IRS Chief Counsel (CCA 201436049) has concluded that so-called limited partners of an investment management firm were not limited partners of the firm (a limited liability company (LLC) treated as a partnership) and were being paid compensation for services. Therefore, the amounts they received from the firm were subject to self-employment taxes under Code Sec. 1402(a)(13).
Code Sec. 1402(a)(13) excludes from self-employment income a limited partner’s distributive share of partnership income. Although the IRS issued proposed regs in 1997 that defined a limited partner, it never issued final regs. The 2014–2015 IRS Priority Guidance Plan includes a project to address the application of Code Sec. 1402(a)(13) to limited liability companies.
Background
The management firm serves as the investment manager for a family of investment funds set up as limited partnerships. Most investors are passive limited partners under state law. Limited partners do not take part in the conduct of the fund they invest in. The management firm is a general partner of each fund and has full authority to manage each fund, including its investment activities.
Partners and employees of the firm provide management services to the funds. The firm receive fees for its services, based upon the fund’s assets. For the years under audit, the firm’s gross receipts and business income were derived entirely from management fees received for providing services to the funds. The firm did not receive any distributive shares from the funds.
Each partner of the firm worked for it full time, providing a range of investment-related services. Each partner receives a distributive share of the firm’s income, including the ordinary income attributable to management fees. The share is based on the units (interests) in the firm held by the partner.
Each partner receives a Form W-2 from the firm, which claimed that the wages paid were reasonable compensation. The firm treated all of its partners as limited partners with respect to their distributive shares.
Law
Code Secs. 1401 and 1402 impose Social Security taxes on an individual’s net earnings from self-employment, defined as the gross income derived by the individual from any trade or business he or she carries on. Code Sec. 1402(a)(13) excludes from self-employment taxes the distributive share of income of a limited partner from the trade or business of a limited partnership, other than certain guaranteed payments that are compensation for services. In the legislative history for Code Sec. 1402(a)(13), Congress stated that the provision excludes from Social Security coverage certain earnings that are basically of an investment nature.
Chief Counsel Analysis
In Renkemeyer, Campbell, and Weaver LLP, the Tax Court determined that practicing lawyers in a law firm organized as a limited liability partnership were not limited partners and were subject to self-employment taxes. The court indicated that a limited partner’s interest is akin to that of a passive investor. Congress, in Code Sec. 1402(a)(13), did not intend to exclude partners from self-employment tax if they performed services for a partnership in their capacity as partners (acting in the manner of self-employed persons).

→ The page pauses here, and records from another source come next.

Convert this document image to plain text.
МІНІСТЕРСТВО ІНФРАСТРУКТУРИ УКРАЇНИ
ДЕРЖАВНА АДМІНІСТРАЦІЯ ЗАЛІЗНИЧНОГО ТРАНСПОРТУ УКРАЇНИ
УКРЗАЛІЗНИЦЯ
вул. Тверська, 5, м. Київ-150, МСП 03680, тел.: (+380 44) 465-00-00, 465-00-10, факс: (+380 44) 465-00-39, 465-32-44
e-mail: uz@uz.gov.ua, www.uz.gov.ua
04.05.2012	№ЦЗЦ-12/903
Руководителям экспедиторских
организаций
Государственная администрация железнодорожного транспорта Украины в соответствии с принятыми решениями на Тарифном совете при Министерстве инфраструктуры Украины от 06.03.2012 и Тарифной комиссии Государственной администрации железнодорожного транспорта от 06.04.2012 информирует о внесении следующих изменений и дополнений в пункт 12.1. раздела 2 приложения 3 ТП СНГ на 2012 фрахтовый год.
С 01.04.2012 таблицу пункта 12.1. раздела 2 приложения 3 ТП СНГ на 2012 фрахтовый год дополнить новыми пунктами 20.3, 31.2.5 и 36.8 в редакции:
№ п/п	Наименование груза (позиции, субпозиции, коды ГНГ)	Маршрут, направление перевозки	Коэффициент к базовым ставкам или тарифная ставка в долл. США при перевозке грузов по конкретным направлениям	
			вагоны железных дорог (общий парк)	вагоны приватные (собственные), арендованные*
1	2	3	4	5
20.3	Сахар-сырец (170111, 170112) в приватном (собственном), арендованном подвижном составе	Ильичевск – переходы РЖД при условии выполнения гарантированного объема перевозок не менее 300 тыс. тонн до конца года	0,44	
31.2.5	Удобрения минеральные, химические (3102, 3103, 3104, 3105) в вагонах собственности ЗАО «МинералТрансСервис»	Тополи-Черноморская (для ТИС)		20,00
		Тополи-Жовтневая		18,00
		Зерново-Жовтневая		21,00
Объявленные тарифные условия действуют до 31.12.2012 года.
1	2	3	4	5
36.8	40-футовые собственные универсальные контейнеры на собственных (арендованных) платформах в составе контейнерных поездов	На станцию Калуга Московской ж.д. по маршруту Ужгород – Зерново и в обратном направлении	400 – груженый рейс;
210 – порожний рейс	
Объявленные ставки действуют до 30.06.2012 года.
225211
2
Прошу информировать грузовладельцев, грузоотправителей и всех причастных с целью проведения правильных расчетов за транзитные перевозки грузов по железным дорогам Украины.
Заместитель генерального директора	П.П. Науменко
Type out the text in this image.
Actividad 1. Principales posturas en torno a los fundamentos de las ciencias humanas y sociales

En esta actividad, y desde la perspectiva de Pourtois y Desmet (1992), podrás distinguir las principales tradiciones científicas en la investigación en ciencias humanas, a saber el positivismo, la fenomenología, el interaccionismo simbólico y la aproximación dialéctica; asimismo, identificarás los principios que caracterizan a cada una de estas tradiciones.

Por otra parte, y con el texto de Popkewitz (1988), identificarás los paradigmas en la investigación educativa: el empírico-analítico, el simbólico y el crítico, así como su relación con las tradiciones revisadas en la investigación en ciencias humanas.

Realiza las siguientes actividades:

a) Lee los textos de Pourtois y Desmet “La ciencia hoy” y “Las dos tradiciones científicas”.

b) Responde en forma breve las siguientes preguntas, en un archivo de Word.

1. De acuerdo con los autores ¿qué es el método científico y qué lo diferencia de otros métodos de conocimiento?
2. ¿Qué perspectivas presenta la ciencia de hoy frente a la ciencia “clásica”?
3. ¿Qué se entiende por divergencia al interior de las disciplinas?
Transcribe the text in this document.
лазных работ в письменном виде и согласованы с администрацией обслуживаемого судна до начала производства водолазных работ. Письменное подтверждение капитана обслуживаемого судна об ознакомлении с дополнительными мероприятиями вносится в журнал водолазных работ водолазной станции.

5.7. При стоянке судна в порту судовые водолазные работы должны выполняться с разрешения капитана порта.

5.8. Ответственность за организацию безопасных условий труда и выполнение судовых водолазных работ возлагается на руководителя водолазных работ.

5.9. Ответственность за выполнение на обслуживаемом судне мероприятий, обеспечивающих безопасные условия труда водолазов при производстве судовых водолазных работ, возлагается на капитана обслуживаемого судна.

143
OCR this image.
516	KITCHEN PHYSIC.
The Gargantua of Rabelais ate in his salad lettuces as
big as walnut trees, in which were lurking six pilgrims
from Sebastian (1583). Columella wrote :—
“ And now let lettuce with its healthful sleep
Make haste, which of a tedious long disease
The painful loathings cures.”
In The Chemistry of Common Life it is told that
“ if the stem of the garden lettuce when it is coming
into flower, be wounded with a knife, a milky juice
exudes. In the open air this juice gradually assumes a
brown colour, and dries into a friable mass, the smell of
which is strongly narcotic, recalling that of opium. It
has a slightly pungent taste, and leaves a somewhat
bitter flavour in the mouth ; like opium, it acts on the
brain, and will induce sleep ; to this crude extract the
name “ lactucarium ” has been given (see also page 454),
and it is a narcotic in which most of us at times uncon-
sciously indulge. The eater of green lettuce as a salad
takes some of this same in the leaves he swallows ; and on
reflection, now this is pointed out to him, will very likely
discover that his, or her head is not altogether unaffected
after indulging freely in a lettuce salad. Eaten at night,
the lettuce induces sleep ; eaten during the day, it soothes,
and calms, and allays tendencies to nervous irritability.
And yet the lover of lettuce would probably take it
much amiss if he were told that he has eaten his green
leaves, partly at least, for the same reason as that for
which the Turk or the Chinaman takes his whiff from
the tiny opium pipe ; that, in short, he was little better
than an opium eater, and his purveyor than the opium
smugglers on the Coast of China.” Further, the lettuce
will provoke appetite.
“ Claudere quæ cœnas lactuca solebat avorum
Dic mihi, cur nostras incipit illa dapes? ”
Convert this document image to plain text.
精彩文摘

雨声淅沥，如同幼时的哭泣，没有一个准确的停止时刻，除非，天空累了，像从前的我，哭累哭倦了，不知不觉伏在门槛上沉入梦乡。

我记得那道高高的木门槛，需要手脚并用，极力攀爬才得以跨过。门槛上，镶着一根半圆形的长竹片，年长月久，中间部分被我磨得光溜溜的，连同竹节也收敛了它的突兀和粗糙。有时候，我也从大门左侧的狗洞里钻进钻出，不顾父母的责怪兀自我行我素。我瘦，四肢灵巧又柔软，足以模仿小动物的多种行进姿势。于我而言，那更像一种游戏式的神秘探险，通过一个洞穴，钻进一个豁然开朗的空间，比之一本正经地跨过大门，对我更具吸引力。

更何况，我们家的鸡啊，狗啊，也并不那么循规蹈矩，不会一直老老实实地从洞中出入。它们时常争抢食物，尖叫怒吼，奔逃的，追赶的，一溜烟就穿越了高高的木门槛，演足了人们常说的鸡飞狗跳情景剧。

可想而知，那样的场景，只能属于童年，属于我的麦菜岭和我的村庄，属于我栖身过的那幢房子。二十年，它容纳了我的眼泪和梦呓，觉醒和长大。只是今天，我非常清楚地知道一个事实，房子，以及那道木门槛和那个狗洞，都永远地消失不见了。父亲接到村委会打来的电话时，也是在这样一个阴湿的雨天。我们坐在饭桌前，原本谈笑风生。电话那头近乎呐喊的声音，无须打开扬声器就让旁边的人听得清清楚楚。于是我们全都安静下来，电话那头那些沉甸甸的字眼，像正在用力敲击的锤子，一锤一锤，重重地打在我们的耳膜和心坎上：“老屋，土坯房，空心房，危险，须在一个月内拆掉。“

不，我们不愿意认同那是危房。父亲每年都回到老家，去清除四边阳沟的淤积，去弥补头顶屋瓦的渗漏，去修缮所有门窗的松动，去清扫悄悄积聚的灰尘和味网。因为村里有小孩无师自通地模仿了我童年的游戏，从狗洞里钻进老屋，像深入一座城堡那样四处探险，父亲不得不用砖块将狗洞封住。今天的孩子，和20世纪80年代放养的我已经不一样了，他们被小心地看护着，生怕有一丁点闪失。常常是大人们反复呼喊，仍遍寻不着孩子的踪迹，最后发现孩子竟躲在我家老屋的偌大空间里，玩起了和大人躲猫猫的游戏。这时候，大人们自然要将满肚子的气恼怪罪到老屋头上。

Chief Counsel rejected the partners’ claims that they were limited partners and were not self-employed. The partners provide extensive services to the firm as partners, and the firm derives its income from the services provided by the partners. This income is not income of an investment nature that should be excluded from self-employment tax. Like Renkemeyer, the partners’ earnings are a direct result of their services.
In Rev. Rul. 69-184, the IRS stated that a partner who devotes his time to the conduct of the partnership’s business, or who provides services to the partnership, is a self-employed individual rather than an employee. The IRS concluded that the firm cannot change the character of the partners’ distributive shares by claiming that the partners are separately being paid wages and that the distributive shares are not compensatory.